Si l’homme pouvait se contenter de passer ses journées à dormir dans un hamac, il empoisonnerait moins la nature. C’est le propos de Johanna Autin, qui sensibilise son public sur l’empreinte environnementale dont est responsable l’être humain.
Regarder Johanna Autin à l’œuvre peut rappeler ces usines textiles des pays en développement. L’artiste occupe le poste de contremaître, et les hamacs qu’elle cherche à accumuler sont confectionnés par des inconnus. Son procédé artistique est particulier, son atelier n’a pas de lieu fixe, ses matériaux sont tous recyclés. Bien qu’il faille environ six mois pour la préparer, l’œuvre culmine en un seul après-midi, lors d’une manifestation éclair (flash mob). Entre 2 arbres, son projet actuel, est le fruit de contrastes.
« Je veux embarquer les gens dans l’idée de la forêt », confie l’artiste d’entrée de jeu. Pour les entraîner dans cet état d’esprit, Johanna Autin implique carrément le public dans le processus créatif. Tout débute par des annonces publiées dans les journaux de quartier et dans Internet. Elle invite des gens à fabriquer des hamacs à l’aide de machines à coudre, dans les ateliers de couture de centres communautaires. En fin de projet, une « sieste populaire » est projetée, avec l’installation des quelques 200 hamacs dans une forêt montréalaise. Une approche que l’artiste relie au land art, ce courant artistique de la fin des années 1960, où les œuvres sont créées à même la nature.
Dans une ambiance décontractée, les ateliers sont dirigés par l’artiste et un employé du centre communautaire. Ceux qui se présentent sur les lieux se sentent interpellés par le projet, par le désir d’apprendre des notions de base en couture ou pour se divertir. « Je participe régulièrement à des évènements tels que les journées de la culture ou la nuit blanche », confie Chloé Lefebvre, une étudiante de l’Université de Montréal présente au premier atelier. « Je n’étais pas au courant du projet de l’artiste, je croyais que l’on allait plutôt confectionner des hamacs tressés, mais j’aime bien le résultat », confie Colette Obre, rencontrée à l’atelier du Comité social Centre-Sud.
En bout de ligne, ce sont ces invités qui assurent la majeure partie du travail. L’artiste semble effacée, lorsque, passant de table en table, elle félicite les améliorations de ses collaborateurs. Elle confectionne des hamacs, elle ne touche pas beaucoup à son œuvre : pour peu, on jurerait qu’elle fait une apologie de la paresse.

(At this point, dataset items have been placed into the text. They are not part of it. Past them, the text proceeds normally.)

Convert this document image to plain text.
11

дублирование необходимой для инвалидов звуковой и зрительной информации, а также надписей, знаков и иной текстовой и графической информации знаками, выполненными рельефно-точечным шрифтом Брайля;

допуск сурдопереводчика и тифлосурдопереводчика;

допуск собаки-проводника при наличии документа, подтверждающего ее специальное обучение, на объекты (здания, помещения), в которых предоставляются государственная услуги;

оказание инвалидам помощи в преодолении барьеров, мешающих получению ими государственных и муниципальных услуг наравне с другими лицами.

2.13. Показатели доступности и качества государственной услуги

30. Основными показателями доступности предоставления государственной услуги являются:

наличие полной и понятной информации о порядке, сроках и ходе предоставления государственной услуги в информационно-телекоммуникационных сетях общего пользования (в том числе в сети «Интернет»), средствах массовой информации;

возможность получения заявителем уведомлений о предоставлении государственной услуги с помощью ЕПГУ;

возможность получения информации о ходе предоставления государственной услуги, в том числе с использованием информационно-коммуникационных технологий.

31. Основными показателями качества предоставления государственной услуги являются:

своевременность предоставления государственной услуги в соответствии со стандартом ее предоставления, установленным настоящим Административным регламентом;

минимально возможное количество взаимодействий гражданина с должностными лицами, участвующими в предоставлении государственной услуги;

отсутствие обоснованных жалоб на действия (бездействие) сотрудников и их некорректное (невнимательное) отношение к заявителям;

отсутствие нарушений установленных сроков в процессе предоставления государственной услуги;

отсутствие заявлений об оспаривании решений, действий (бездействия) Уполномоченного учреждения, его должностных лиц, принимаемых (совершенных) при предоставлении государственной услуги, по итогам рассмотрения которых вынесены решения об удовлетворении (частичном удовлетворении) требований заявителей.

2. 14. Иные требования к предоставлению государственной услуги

Cependant, quand on lui parle de son projet, on réalise que son matériau principal, ce sont les gens.
« Mon projet, c’est de faire le lien entre les gens et la nature. Le hamac évoque l’idée du lit, il représente l’ameublement minimum de l’être humain pour vivre », illustre Johanna Autin. Il s’agit aussi de rassembler des gens pour une activité commune, avoue l’artiste qui s’amuse en observant les interactions entre ceux qui se présentent aux ateliers.
Un autre aspect environnemental du projet réside dans l’origine des matériaux utilisés. Grâce à l’organisme Matériaux pour les arts de Montréal (MAM), Johanna Autin a accès à des rebuts industriels provenant de manufacturiers. « Pour l’instant, on n’a pas les moyens financiers d’ouvrir un entrepôt physique, on s’enligne donc vers le virtuel », explique Nadia Bini, directrice générale au MAM.

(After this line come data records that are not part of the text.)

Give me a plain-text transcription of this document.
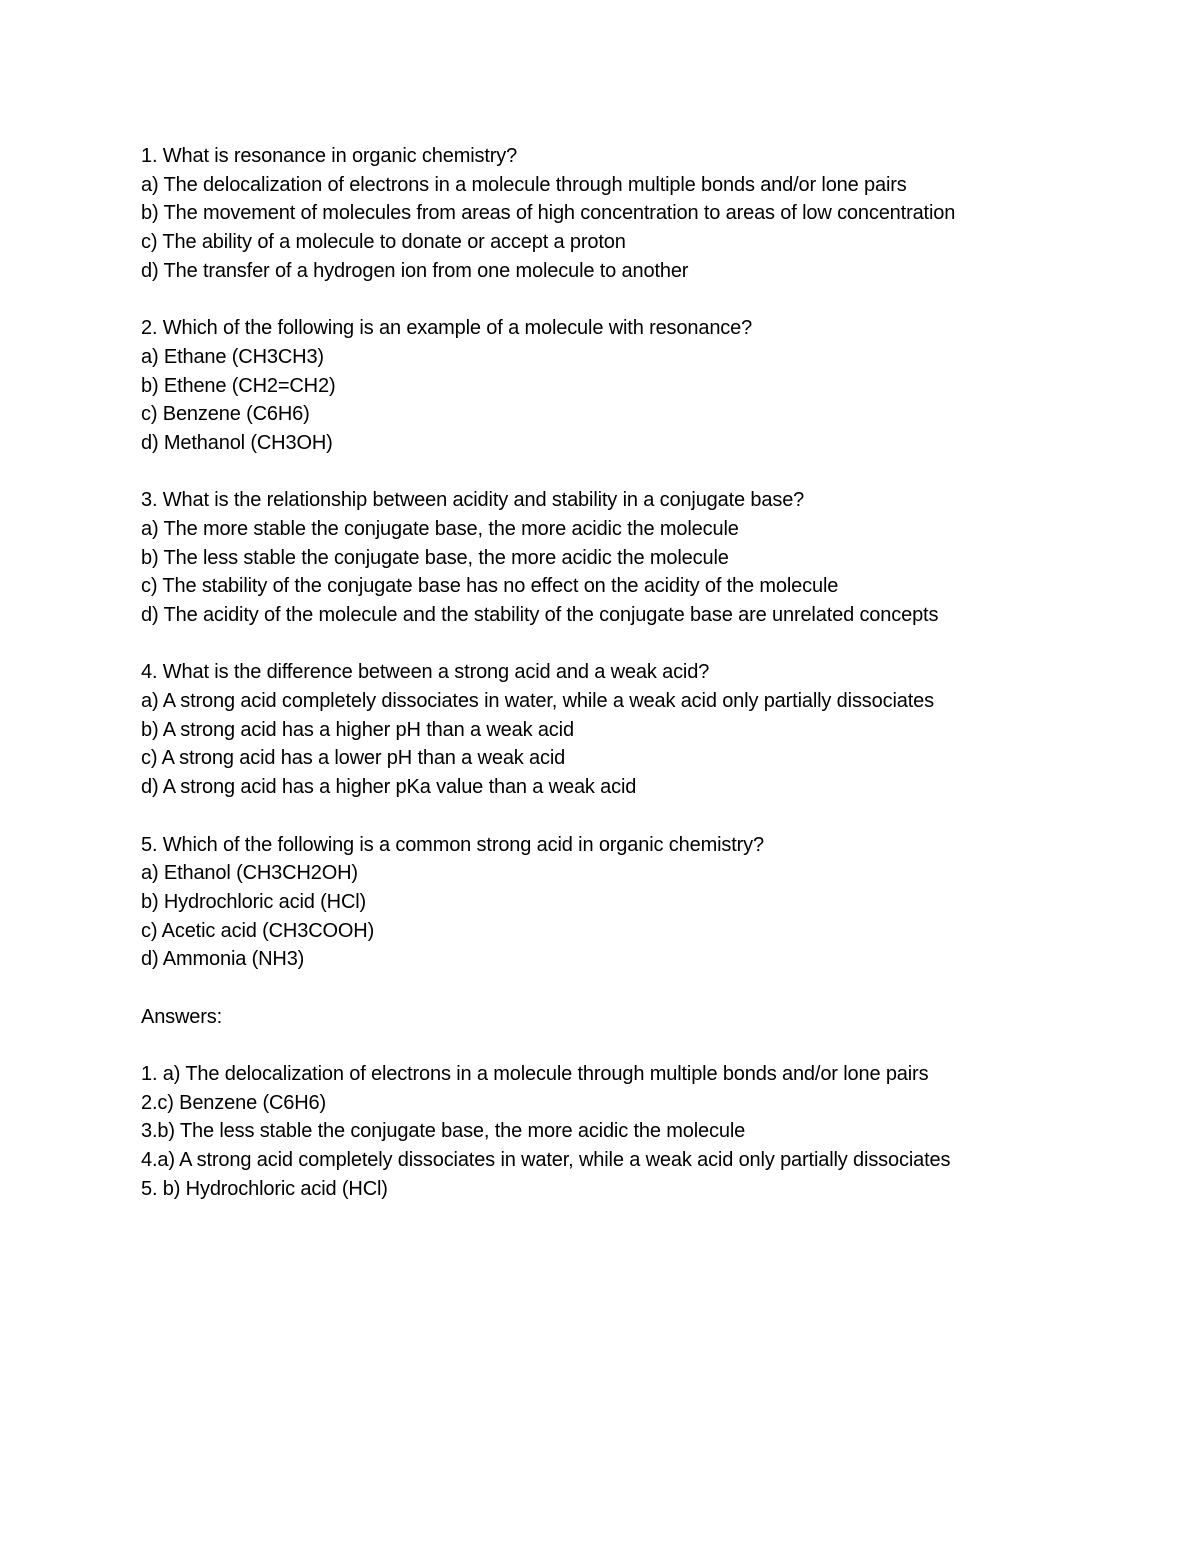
1. What is resonance in organic chemistry?
a) The delocalization of electrons in a molecule through multiple bonds and/or lone pairs
b) The movement of molecules from areas of high concentration to areas of low concentration
c) The ability of a molecule to donate or accept a proton
d) The transfer of a hydrogen ion from one molecule to another
2. Which of the following is an example of a molecule with resonance?
a) Ethane (CH3CH3)
b) Ethene (CH2=CH2)
c) Benzene (C6H6)
d) Methanol (CH3OH)
3. What is the relationship between acidity and stability in a conjugate base?
a) The more stable the conjugate base, the more acidic the molecule
b) The less stable the conjugate base, the more acidic the molecule
c) The stability of the conjugate base has no effect on the acidity of the molecule
d) The acidity of the molecule and the stability of the conjugate base are unrelated concepts
4. What is the difference between a strong acid and a weak acid?
a) A strong acid completely dissociates in water, while a weak acid only partially dissociates
b) A strong acid has a higher pH than a weak acid
c) A strong acid has a lower pH than a weak acid
d) A strong acid has a higher pKa value than a weak acid
5. Which of the following is a common strong acid in organic chemistry?
a) Ethanol (CH3CH2OH)
b) Hydrochloric acid (HCl)
c) Acetic acid (CH3COOH)
d) Ammonia (NH3)
Answers:
1. a) The delocalization of electrons in a molecule through multiple bonds and/or lone pairs
2.c) Benzene (C6H6)
3.b) The less stable the conjugate base, the more acidic the molecule
4.a) A strong acid completely dissociates in water, while a weak acid only partially dissociates
5. b) Hydrochloric acid (HCl)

Le projet a un peu ralenti suite aux premiers ateliers du Comité social Centre-Sud. À ce jour 16 hamacs ont été complétés, et des annonces seront affichées en début d’années pour d’autres rendez-vous. En attendant, il est possible de faire la sieste dans un hamac à l’UQAM ou à l’Université Concordia.

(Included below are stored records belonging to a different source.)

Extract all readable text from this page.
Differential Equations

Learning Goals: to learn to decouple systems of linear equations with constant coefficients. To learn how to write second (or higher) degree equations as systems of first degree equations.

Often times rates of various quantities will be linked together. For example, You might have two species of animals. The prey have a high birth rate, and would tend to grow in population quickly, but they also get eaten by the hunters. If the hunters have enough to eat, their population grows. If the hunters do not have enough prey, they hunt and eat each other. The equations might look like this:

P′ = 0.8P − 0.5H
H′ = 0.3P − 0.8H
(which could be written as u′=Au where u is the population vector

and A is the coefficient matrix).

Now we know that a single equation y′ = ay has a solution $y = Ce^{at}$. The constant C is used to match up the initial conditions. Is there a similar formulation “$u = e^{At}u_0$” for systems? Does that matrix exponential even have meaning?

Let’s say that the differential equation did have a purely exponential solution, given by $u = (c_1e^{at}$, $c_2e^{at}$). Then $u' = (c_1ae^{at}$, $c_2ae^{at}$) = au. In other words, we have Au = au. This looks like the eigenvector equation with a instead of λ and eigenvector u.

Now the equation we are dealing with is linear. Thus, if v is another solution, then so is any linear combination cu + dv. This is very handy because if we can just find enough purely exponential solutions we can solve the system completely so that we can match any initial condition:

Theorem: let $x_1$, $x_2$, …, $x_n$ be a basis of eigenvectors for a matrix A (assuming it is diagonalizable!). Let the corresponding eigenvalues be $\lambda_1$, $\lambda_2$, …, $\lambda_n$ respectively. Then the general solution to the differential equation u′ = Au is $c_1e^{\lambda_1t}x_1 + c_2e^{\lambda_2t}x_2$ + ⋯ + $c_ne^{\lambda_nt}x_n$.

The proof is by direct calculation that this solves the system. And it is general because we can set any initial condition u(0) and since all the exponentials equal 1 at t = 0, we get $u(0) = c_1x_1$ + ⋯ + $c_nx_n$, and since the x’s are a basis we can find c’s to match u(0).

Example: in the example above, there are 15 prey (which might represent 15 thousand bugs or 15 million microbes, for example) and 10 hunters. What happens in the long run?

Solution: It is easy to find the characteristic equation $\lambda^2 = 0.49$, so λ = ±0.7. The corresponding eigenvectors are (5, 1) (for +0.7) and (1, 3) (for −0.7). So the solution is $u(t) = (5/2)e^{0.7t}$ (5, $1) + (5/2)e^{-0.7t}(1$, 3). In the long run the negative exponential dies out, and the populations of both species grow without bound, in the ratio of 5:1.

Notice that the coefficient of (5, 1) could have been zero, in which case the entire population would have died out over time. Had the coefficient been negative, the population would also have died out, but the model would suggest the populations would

Pour plus d’information, visiter le entre2arbres.projetexeko.com
Présentement à la maîtrise aux beaux arts à l’Université Concordia, Johanna Autin développe Entre 2 arbres dans la continuité de son cheminement artistique. Par le passé, elle a créé des personnages archétypes (la mariée, l’homme d’affaires, etc.) avec des sacs de plastique, dans une réflexion sur le suremballage. Elle a également tourné un court métrage avec des itinérants de Lyon. Des danseurs se présentaient en un lieu où se trouvaient des itinérants et elle filmait leur prestation. En répétant à quelques reprises cette initiative, les itinérants ont fini par se joindre au bal.